Avoid loop unrolling with TorchDynamo for memory savings

michael-swan · March 4, 2024, 6:42pm

I added a loop that breaks operations into sliced steps with the hope of reducing peak memory usage but TorchDynamo is unrolling the loop such that it no longer bounds memory allocation in the way I desire.
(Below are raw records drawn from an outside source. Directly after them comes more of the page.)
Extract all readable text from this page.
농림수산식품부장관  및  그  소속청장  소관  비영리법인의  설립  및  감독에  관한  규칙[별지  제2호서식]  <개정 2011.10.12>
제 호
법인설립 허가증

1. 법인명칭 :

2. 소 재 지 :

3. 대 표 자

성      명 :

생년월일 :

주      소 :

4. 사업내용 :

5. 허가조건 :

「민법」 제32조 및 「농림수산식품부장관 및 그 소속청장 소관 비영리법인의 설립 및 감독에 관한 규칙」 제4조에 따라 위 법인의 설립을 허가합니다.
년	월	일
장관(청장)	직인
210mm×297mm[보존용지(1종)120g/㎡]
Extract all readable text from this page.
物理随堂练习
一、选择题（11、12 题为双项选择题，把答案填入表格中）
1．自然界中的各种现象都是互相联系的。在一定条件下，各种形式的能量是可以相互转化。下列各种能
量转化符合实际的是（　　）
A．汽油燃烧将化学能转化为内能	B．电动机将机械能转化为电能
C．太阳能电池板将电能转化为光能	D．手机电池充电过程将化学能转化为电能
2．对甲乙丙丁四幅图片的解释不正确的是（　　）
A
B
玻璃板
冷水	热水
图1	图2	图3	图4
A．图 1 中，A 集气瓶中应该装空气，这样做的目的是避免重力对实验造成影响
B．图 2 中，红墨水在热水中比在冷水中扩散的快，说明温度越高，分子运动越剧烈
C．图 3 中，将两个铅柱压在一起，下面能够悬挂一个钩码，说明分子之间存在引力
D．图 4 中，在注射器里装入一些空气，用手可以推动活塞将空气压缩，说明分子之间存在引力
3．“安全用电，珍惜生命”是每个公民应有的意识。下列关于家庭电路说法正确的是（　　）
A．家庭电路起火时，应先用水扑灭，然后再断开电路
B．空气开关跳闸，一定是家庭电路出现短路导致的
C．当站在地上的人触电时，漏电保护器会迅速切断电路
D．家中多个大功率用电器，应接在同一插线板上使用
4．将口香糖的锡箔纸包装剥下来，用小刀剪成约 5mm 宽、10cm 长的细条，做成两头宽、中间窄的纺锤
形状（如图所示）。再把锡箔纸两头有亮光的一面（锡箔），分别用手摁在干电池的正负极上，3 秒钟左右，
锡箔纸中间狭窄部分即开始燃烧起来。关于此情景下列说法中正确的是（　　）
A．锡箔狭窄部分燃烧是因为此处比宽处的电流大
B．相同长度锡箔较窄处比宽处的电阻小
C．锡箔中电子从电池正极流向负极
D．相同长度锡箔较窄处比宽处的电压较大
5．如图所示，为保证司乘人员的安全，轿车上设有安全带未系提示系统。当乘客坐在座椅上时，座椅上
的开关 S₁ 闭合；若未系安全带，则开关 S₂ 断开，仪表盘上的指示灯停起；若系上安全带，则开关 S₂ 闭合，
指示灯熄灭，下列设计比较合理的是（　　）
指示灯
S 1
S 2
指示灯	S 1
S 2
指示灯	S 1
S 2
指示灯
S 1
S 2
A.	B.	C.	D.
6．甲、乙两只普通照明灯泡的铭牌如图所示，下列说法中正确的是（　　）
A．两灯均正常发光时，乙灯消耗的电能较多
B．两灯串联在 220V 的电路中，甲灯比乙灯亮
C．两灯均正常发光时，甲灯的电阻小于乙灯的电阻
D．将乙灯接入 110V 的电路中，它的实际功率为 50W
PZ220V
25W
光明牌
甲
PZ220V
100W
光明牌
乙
Here is a somewhat simplified example of what I’m describing:

# Generate slices of input X and perform two linear transformations upon that slice (matmul with Wa and Wb),
# then produce an outer-product of A and B which is then cumulatively summed to the result.
# The output is the equivalent of (X @ Wa).transpose(-1, -2) @ (X @ Wb)
# however it should consume 1/num_slices as much transient memory.
@torch.compile
def sliced_matmul_chain(X, Wa, Wb, num_slices):
    Xrows, Xcols = X.shape
    Xstep = Xrows / num_slices
    _, Acols = Wa.shape
    _, Bcols = Wb.shape
    C = torch.zeros(Acols, Bcols)
    for Xoff in range(0, Xrows, Xstep):
        Xi = X[Xoff:Xoff + Xstep, :]
        A = Xi @ Wa
        B = Xi @ Wb
        C += torch.einsum("ij,ik->jk", A, B) # i => Xstep size, j => Acols size, k => Bcols size
    return C

This loop ends up being unrolled such that it allocates memory equivalent to the full X @ Wa and X @ Wb intermediate. Are there ways to get TorchDynamo to not do this?